When I became a parent, I enjoyed sharing picture books that focus on art and museums. We’ve even take some of these with us to the museums to find all the works of art featured! It made for a fun scavenger hunt.

Are there other art- and museum-themed picture books you love? Let me know which ones I’m missing.

A Tale of Two Williams by Diana Golden, Inge Heckel, and Carl Mydans (1977)

This book, produced by the Metropolitan Museum of Art and sadly now out of print, tells of a boy named William who meets a hippo named William (an Egyptian artifact) who shows him around the museum. Full of beautiful photographs, it gives a child’s view of the collection’s treasures, from the Temple of Dendur to the knights and armor. I loved this book as a child. It was a treat to introduce to it my kid and then show them all the wonders in the museum itself. Finding William the hippo is a requirement for any trip we make to the museum.

A Visit to Washington, D.C. by Jill Krementz (1987)

I adored the Jill Krementz books A Very Young Dancer and A Very Young Gymnast when I was a kid. (I still have my childhood copies!) At the end of our year in Maryland, my parents gave me this book by Krementz with a personalized inscription from the author! The book follows six-year-old Matt as he shows readers around his hometown, including monuments, memorials, the botanic gardens, the National Museum of Natural History, the Air and Space Museum, and the National Gallery of Art.
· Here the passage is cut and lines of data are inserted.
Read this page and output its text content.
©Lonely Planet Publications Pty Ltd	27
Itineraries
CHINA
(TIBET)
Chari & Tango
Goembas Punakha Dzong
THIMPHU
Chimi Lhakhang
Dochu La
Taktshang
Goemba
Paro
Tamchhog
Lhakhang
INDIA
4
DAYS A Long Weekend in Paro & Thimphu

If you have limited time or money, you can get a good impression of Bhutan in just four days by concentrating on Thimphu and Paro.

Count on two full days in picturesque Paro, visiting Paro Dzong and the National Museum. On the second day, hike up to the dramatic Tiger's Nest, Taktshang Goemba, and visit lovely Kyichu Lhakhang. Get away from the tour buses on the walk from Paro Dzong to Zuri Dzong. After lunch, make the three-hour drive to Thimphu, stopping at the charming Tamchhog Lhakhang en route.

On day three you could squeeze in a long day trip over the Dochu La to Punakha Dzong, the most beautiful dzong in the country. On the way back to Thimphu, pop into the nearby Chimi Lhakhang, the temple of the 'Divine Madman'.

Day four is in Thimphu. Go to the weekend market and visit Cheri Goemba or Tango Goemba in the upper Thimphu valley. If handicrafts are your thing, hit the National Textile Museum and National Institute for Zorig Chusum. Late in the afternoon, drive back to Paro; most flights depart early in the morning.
Krementz’s photos are, as always, rich and intriguing.

You Can’t Take a Balloon into the Metropolitan Museum by Jacqueline Preiss Weitzman and Robin Preiss Glasser (1998)

This wordless book is a delight from cover to cover. A kid and her grandparent are going to the Metropolitan Museum. The security guard stops her from bringing in a balloon and promises to take care of it. The balloon gets away from him, and he must chase after it. The parallel stories of the quest for the balloon and the art in the museum then unfold. Each spread has so many details to explore.

Art & Max by David Wiesner (2010)

Art and Max are lizards. Art is a skilled painter. Max wants to learn. Art suggests that Max paint him as a subject. Max misunderstands and applies paint to Art’s body. Chaos, with references to different styles and periods of art, ensues, until all that is left of Art is a line. Max must reconstruct Art from scratch. Art ends up a pointillist masterpiece. Very fun and charming.

Imagine! by Raúl Colón (2018)

This wordless book shows a kid skateboarding through the city to the Museum of Modern Art. Inside, he connects with the art so much that it comes to life and explores the museum and the city with him. Back at home, he paints a mural of the characters from the paintings he saw. A paean to the city and its art.